Matt Chapman, Oakland Athletics: While it's hard to envision guys like Betts and Harper doing better than their MVP seasons, Chapman may still have more growth in him even after producing 8.3 WAR in both 2018 and 2019. He improved from 24 to 36 home runs in 2019 and his walk rate improved from 9.4% to 10.9%. Given his all-world defense, a 10-WAR season isn't inconceivable if he hits .275 with 40 home runs and close to 100 walks. That's a Mike Schmidt season. Maybe in 2021.

Those are just a few names. Other breakout candidates include players such asBrandon Nimmo, Jurickson Profar and Brian Anderson. In fact, the Mets, with Nimmo, Michael Conforto and J.D. Davis in their age-27 seasons, had three players in prime position for great seasons.

There is another potential ripple effect here -- if you miss what might have been your best season, it affects your perceived value or the salary you will earn. Betts, entering free agency after 2020, is the obvious player impacted by the economic fallout of COVID-19, as it seems unlikely he'll get the same offers he otherwise would have.

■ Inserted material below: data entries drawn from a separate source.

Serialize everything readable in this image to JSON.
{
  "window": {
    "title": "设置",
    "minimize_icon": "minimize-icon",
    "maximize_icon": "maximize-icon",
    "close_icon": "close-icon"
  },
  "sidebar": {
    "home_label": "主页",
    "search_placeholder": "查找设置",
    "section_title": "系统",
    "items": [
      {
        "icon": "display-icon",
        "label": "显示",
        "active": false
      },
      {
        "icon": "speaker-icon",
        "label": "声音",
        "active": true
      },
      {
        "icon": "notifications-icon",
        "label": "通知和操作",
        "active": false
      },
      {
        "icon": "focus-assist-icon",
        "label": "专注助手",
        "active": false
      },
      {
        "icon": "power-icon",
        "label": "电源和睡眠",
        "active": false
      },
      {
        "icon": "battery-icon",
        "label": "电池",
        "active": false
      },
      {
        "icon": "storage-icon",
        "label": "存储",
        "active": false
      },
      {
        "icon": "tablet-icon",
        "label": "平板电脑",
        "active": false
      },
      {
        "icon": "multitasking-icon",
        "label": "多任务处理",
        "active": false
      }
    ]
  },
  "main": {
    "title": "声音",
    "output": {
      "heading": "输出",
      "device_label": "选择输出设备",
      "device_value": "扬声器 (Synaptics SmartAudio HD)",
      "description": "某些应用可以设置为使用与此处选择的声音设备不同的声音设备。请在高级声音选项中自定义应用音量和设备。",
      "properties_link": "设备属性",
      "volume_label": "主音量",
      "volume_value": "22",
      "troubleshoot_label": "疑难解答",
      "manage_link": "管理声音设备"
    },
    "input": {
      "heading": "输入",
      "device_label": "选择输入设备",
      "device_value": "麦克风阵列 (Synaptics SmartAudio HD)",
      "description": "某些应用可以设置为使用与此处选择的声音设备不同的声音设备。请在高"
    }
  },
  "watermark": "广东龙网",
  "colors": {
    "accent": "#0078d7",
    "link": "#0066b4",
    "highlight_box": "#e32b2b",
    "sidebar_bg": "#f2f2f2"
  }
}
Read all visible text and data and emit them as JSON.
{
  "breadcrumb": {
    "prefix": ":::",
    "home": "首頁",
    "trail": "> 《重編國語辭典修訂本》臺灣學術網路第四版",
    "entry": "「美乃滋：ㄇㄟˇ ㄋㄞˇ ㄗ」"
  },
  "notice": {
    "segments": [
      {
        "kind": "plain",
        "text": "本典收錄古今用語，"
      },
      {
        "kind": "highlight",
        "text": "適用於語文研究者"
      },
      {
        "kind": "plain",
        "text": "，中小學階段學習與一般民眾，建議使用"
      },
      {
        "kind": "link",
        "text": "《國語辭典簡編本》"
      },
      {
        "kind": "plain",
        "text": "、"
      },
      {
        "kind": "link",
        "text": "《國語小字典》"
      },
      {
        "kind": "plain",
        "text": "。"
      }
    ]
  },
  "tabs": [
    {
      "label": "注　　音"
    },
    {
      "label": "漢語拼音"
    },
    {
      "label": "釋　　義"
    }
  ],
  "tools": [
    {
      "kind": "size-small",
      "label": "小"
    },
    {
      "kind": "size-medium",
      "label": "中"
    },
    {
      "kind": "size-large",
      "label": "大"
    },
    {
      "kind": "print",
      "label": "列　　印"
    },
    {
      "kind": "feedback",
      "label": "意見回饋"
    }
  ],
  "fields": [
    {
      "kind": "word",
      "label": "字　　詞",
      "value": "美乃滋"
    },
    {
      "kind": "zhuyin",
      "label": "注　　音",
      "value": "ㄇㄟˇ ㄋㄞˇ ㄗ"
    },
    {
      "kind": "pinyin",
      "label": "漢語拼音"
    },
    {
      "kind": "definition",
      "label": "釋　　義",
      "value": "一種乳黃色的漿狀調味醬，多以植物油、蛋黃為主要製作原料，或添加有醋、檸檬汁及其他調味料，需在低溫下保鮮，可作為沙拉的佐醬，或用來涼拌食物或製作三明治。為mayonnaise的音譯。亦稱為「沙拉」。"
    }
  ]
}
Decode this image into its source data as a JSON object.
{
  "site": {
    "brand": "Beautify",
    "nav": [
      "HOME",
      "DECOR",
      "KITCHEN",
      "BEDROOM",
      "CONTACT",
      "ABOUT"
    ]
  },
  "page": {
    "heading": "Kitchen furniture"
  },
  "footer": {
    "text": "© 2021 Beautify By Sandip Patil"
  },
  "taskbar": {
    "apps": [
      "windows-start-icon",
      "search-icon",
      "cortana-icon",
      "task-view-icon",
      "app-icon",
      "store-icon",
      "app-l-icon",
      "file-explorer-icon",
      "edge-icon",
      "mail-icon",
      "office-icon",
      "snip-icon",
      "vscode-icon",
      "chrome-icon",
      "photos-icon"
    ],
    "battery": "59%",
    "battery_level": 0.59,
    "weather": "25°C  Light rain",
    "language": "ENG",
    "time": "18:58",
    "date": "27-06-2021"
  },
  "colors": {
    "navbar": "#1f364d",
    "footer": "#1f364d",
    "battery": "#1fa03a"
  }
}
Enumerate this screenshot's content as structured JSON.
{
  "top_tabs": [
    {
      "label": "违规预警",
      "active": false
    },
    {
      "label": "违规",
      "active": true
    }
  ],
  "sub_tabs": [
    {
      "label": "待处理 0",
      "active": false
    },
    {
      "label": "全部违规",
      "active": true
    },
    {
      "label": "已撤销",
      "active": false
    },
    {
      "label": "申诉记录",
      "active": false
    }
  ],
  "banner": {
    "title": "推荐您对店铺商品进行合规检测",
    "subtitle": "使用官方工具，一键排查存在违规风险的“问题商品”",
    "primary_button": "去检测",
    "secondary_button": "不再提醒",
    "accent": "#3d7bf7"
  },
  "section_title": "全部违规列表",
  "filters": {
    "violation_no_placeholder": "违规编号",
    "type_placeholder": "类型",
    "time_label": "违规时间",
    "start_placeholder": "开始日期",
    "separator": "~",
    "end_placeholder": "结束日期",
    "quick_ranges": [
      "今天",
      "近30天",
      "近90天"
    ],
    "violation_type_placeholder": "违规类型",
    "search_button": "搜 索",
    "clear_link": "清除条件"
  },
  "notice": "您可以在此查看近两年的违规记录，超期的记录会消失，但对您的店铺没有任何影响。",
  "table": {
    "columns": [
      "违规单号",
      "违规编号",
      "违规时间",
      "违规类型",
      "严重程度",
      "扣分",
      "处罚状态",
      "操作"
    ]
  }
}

Still, players in their arbitration years also will be affected, although we'll have to see how all that plays out.

"Not concerned about this at all," Sanchez said. "I am in the arbitration system and am confident MLB and the union will work together to modify the system to account for a partial season."

Of course, he told us that a few weeks ago, before the negotiations for resuming play in 2020 turned contentious and ugly. Posting a .950 OPS in 60 games isn't the same as doing it in 145 games. A slow start in a 60-game schedule is a lot more damaging than a slow start in a 162-game season.

Those are issues for another day. But when (and if) we do start up, I'll be thinking of all the career seasons that might have been.